C’est ainsi qu’elle rejoint une première petite banque privée suisse, puis la Banque Bonhôte, à Neuchâtel. Le cadre n’a rien d’un repli. C’est un recentrage. «Ici, le siège est à taille humaine. On agit vite. On se connaît. On avance et ceci nous permet de servir de manière unique nos clients.» Son moteur ? L’enthousiasme.
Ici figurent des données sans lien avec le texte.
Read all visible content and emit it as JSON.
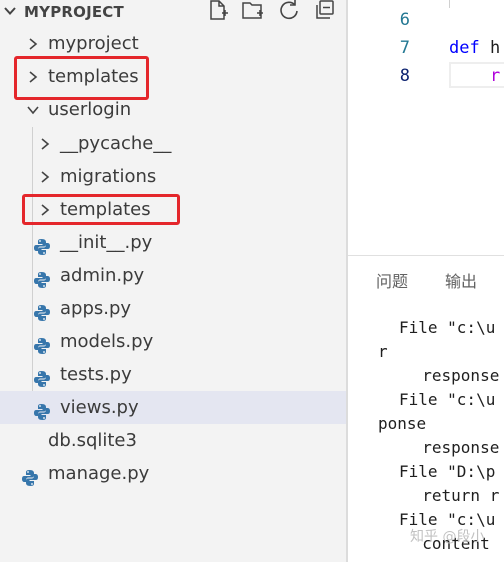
{
  "explorer": {
    "project_title": "MYPROJECT",
    "toolbar": {
      "new_file_icon": "new-file-icon",
      "new_folder_icon": "new-folder-icon",
      "refresh_icon": "refresh-icon",
      "collapse_icon": "collapse-all-icon"
    },
    "tree": [
      {
        "label": "myproject",
        "kind": "folder",
        "expanded": false
      },
      {
        "label": "templates",
        "kind": "folder",
        "expanded": false
      },
      {
        "label": "userlogin",
        "kind": "folder",
        "expanded": true
      },
      {
        "label": "__pycache__",
        "kind": "folder",
        "expanded": false
      },
      {
        "label": "migrations",
        "kind": "folder",
        "expanded": false
      },
      {
        "label": "templates",
        "kind": "folder",
        "expanded": false
      },
      {
        "label": "__init__.py",
        "kind": "python"
      },
      {
        "label": "admin.py",
        "kind": "python"
      },
      {
        "label": "apps.py",
        "kind": "python"
      },
      {
        "label": "models.py",
        "kind": "python"
      },
      {
        "label": "tests.py",
        "kind": "python"
      },
      {
        "label": "views.py",
        "kind": "python",
        "selected": true
      },
      {
        "label": "db.sqlite3",
        "kind": "file"
      },
      {
        "label": "manage.py",
        "kind": "python"
      }
    ]
  },
  "editor": {
    "line_numbers": [
      "6",
      "7",
      "8"
    ],
    "lines": [
      "",
      "def h",
      "    r"
    ]
  },
  "panel": {
    "tabs": [
      "问题",
      "输出"
    ],
    "terminal_lines": [
      "File \"c:\\u",
      "r",
      "  response",
      "File \"c:\\u",
      "ponse",
      "  response",
      "File \"D:\\p",
      "  return r",
      "File \"c:\\u",
      "  content "
    ],
    "watermark": "知乎 @段小"
  },
  "colors": {
    "highlight_border": "#e4262b",
    "python_icon_blue": "#3776ab",
    "keyword_blue": "#0000ff",
    "line_number": "#237893"
  }
}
Elle parle de cette émotion avec ferveur. «C’est la plus belle des émotions, parce qu’elle est positive et transmissible.» Elle aime chercher ce qui fait pétiller les yeux de ses collaborateurs. «Enthousiasme vient du grec entheos — l’inspiration divine. C’est quelque chose qu’on ne contrôle pas, mais qu’on ressent profondément.» Une énergie qu’elle cultive aussi hors du bureau. Deux fois par an, elle part observer des animaux endémiques dans leur habitat naturel, accompagnée de biologistes. «La nature me ressource. Elle m’apaise.» Elle a vu les ours polaires de l’Arctique, les gorilles d’Ouganda, les tigres d’Inde. L’Inde, justement, l’a bouleversée. Son premier voyage dans ce pays millénaire a bien failli être le dernier. «Les 48 premières heures, j’ai failli repartir. Trop chaud, trop épicé, trop intense. Le pays m’a résisté. Ou c’est moi qui lui ai résisté. Mais je ne voulais pas échouer.» Elle reste. Et découvre un pays bouleversant, humain, lumineux, qui devient un de ses lieux de cœur pour la vie. «Ce genre d’expérience vous fait découvrir les autres, mais surtout vous même.»
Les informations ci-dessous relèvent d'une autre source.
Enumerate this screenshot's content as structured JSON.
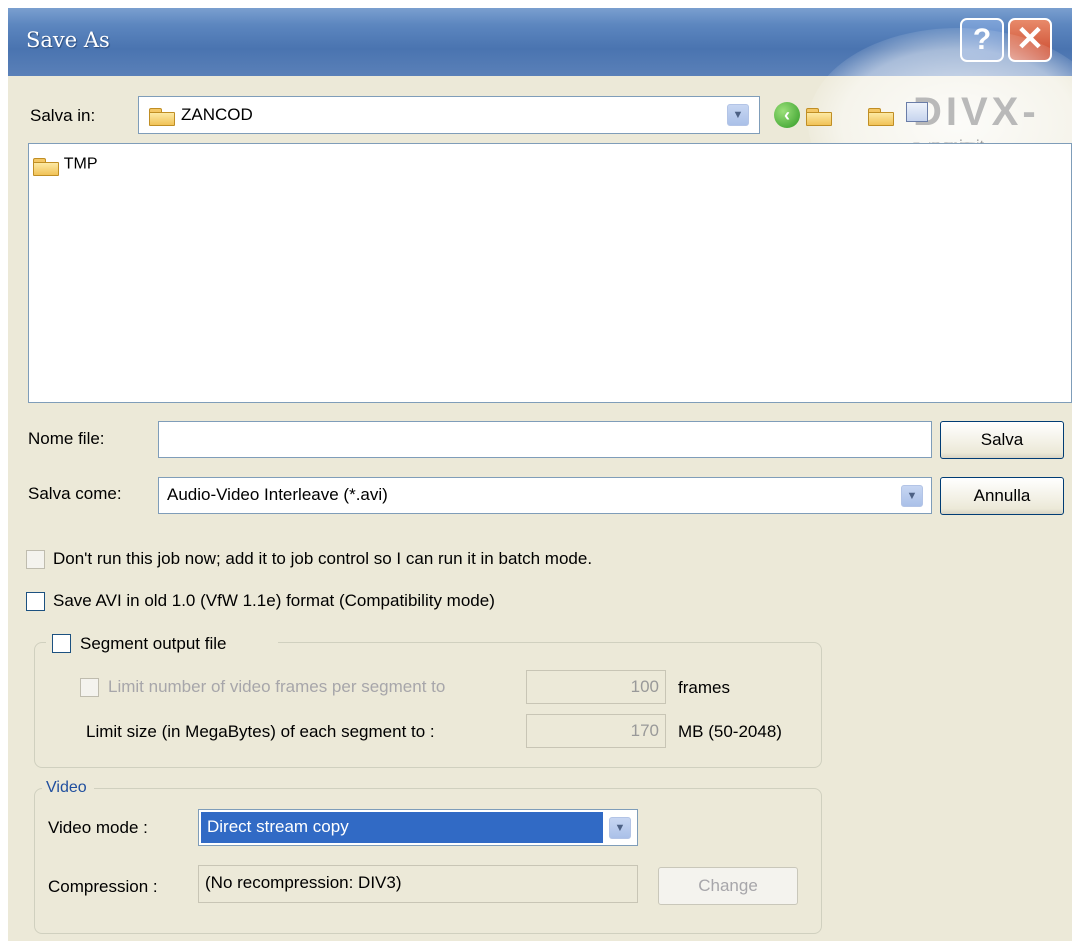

Très engagée, elle s’implique dans le volontariat de compétence, a siégé dans plusieurs conseils d’administration liés à la conservation ou à l’éducation, et rêve de lancer une fondation de mentoring couvrant tous les continents. «La transmission est essentielle. J’ai reçu, j’ai envie de redonner.» Pour elle, l’impact investing n’est pas une tendance, c’est un levier concret pour rééquilibrer le monde. «La finance peut orienter les flux vers ce qui compte vraiment.» Lorsqu’on la questionne sur la perte de vitesse actuelle du secteur, elle ne se démonte pas. «C’est normal. Toute transformation passe par une phase de scepticisme. Mais cela ne fait que renforcer ma conviction qu’il faut continuer. Après une phase de sélection naturelle, il y aura plus de clarté, de comparabilité et de traçabilité.» Sa citation préférée ? Une phrase d’Abraham Lincoln: It’s not the years in your life that count, it’s the life in your years. Et quelle vie. Pour illustrer le genre de personne qu’elle est fondamentalement, une anecdote finale résume parfaitement Kim-Andrée Potvin: à la fin de l’interview, elle m’a proposé qu’on se revoie. Pas pour parler d’elle, mais pour apprendre à me connaître, moi. Pour rétablir l’équilibre d’une nouvelle relation. C’est dire.